For most artists getting media coverage for an exhibition is an uphill battle. A double page spread that includes images of their work calls for celebratory drinks at a favored watering hole. Should this coverage be in an up market glossy magazine champagne may well be on the menu.
During the 1960’s, 70’s and 80’s a double page spread of the work of the French, surrealist inclined, fashion photographer, Guy Bourdin, was a regular monthly inclusion in the pages of Vogue Paris. As fashion guru Colin McDowell wrote in The Business of Fashion, “I was working as a designer in Rome in the 1970s and I remember how everything in the atelier stopped, each month, as we pounced on the newly delivered copy of Vogue Paris. What were we looking for? What excitement did we expect? Nine times out of 10 it was a fashion shoot by the photographer Guy Bourdin with searingly bright colors, showing clothes as never shown before.”
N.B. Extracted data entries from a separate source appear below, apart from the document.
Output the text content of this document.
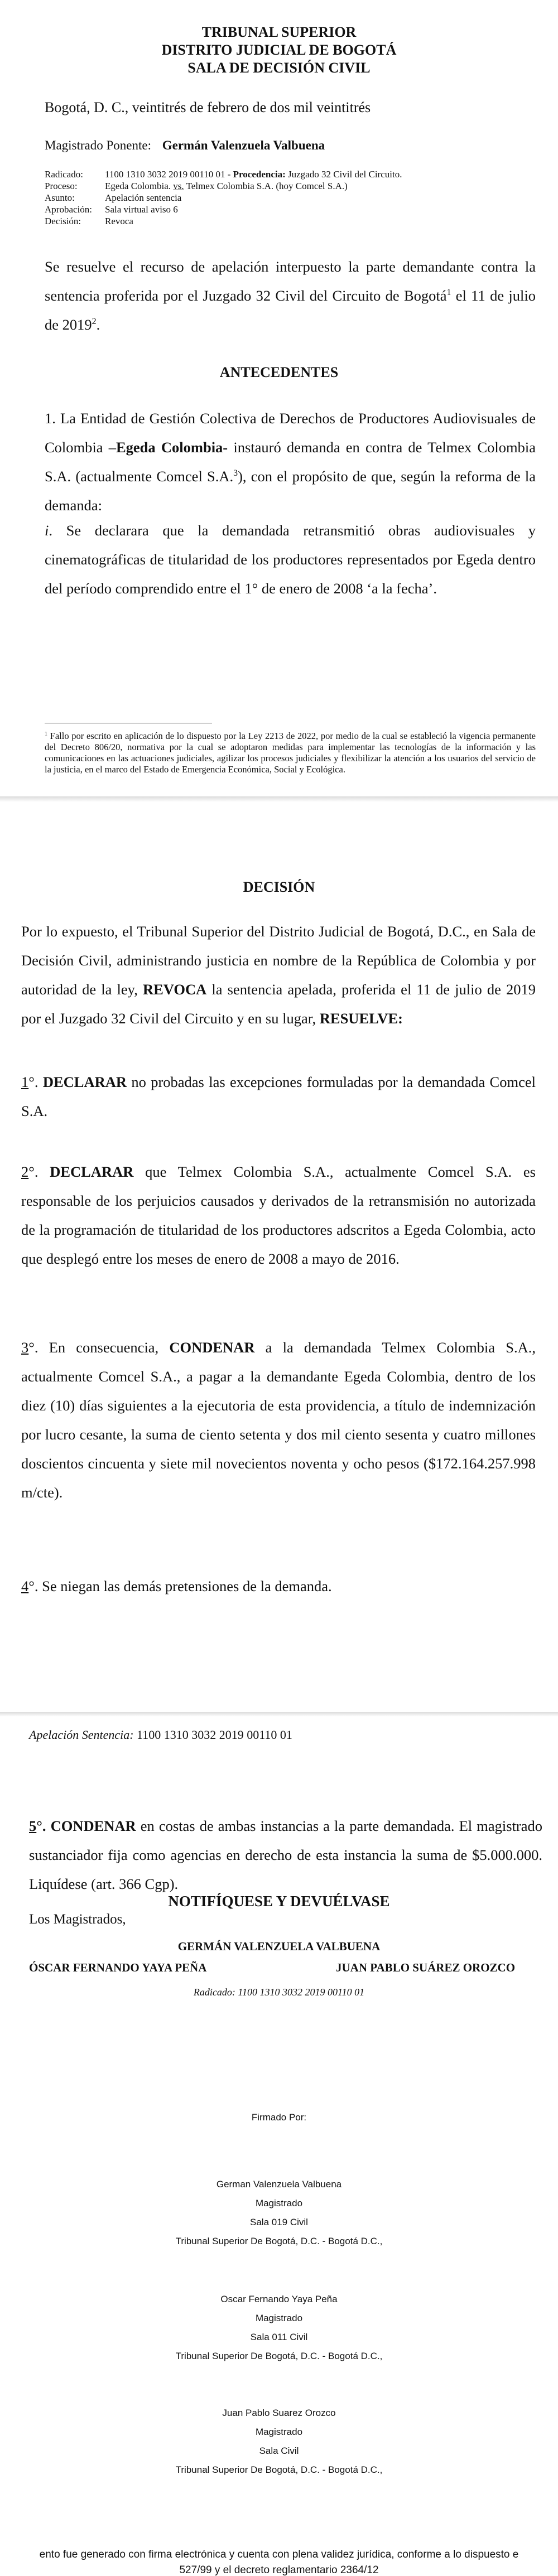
TRIBUNAL SUPERIOR
DISTRITO JUDICIAL DE BOGOTÁ
SALA DE DECISIÓN CIVIL
Bogotá, D. C., veintitrés de febrero de dos mil veintitrés
Magistrado Ponente: Germán Valenzuela Valbuena
Radicado: 1100 1310 3032 2019 00110 01 - Procedencia: Juzgado 32 Civil del Circuito.
Proceso:	Egeda Colombia. vs. Telmex Colombia S.A. (hoy Comcel S.A.)
Asunto:	Apelación sentencia
Aprobación: Sala virtual aviso 6
Decisión:	Revoca
Se resuelve el recurso de apelación interpuesto la parte demandante contra la sentencia proferida por el Juzgado 32 Civil del Circuito de Bogotá$^1$ el 11 de julio de 2019$^2$.
ANTECEDENTES
1. La Entidad de Gestión Colectiva de Derechos de Productores Audiovisuales de Colombia –Egeda Colombia- instauró demanda en contra de Telmex Colombia S.A. (actualmente Comcel S.A.$^3$), con el propósito de que, según la reforma de la demanda:
i. Se declarara que la demandada retransmitió obras audiovisuales y cinematográficas de titularidad de los productores representados por Egeda dentro del período comprendido entre el 1° de enero de 2008 ‘a la fecha’.
$^1$ Fallo por escrito en aplicación de lo dispuesto por la Ley 2213 de 2022, por medio de la cual se estableció la vigencia permanente del Decreto 806/20, normativa por la cual se adoptaron medidas para implementar las tecnologías de la información y las comunicaciones en las actuaciones judiciales, agilizar los procesos judiciales y flexibilizar la atención a los usuarios del servicio de la justicia, en el marco del Estado de Emergencia Económica, Social y Ecológica.
DECISIÓN
Por lo expuesto, el Tribunal Superior del Distrito Judicial de Bogotá, D.C., en Sala de Decisión Civil, administrando justicia en nombre de la República de Colombia y por autoridad de la ley, REVOCA la sentencia apelada, proferida el 11 de julio de 2019 por el Juzgado 32 Civil del Circuito y en su lugar, RESUELVE:
1°. DECLARAR no probadas las excepciones formuladas por la demandada Comcel S.A.
2°. DECLARAR que Telmex Colombia S.A., actualmente Comcel S.A. es responsable de los perjuicios causados y derivados de la retransmisión no autorizada de la programación de titularidad de los productores adscritos a Egeda Colombia, acto que desplegó entre los meses de enero de 2008 a mayo de 2016.
3°. En consecuencia, CONDENAR a la demandada Telmex Colombia S.A., actualmente Comcel S.A., a pagar a la demandante Egeda Colombia, dentro de los diez (10) días siguientes a la ejecutoria de esta providencia, a título de indemnización por lucro cesante, la suma de ciento setenta y dos mil ciento sesenta y cuatro millones doscientos cincuenta y siete mil novecientos noventa y ocho pesos ($172.164.257.998 m/cte).
4°. Se niegan las demás pretensiones de la demanda.
Apelación Sentencia: 1100 1310 3032 2019 00110 01
5°. CONDENAR en costas de ambas instancias a la parte demandada. El magistrado sustanciador fija como agencias en derecho de esta instancia la suma de $5.000.000. Liquídese (art. 366 Cgp).
NOTIFÍQUESE Y DEVUÉLVASE
Los Magistrados,
GERMÁN VALENZUELA VALBUENA
ÓSCAR FERNANDO YAYA PEÑA	JUAN PABLO SUÁREZ OROZCO
Radicado: 1100 1310 3032 2019 00110 01
Firmado Por:
German Valenzuela Valbuena
Magistrado
Sala 019 Civil
Tribunal Superior De Bogotá, D.C. - Bogotá D.C.,
Oscar Fernando Yaya Peña
Magistrado
Sala 011 Civil
Tribunal Superior De Bogotá, D.C. - Bogotá D.C.,
Juan Pablo Suarez Orozco
Magistrado
Sala Civil
Tribunal Superior De Bogotá, D.C. - Bogotá D.C.,
ento fue generado con firma electrónica y cuenta con plena validez jurídica, conforme a lo dispuesto e
527/99 y el decreto reglamentario 2364/12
Along with Helmut Newton, Bourdin is credited with transforming fashion photography from the attractive to that which attracts. A protégé of the American dada/surrealist artist Man Ray, Bourdin made images that hinted at meanings rather than articulating them and in which the fashion element was almost an afterthought.
The stylized violence and eroticism in a lot of his work has seen him accused of the objectification of women and demanding to the point of cruelty with his models. Although, his early 1980’s assistant, Sean Brandt, told the Guarding Newspaper "I never saw him being cruel. Guy would push his models, but only to get his vision recorded on celluloid. Probably a good analogy is good sex, a lot of foreplay, mucking around, games, teasing, hard work and then, usually very late at night, a miracle."
During his life time Bourdin was uninterested in holding exhibitions of his work his monthly exposure in Vogue was obviously enough. It is only after his death, with is son and heir Samuel Bourdin managing his father’s estate, that his work has been exhibited, ensuring that Bourdin’s legacy is not shrouded by obscurity.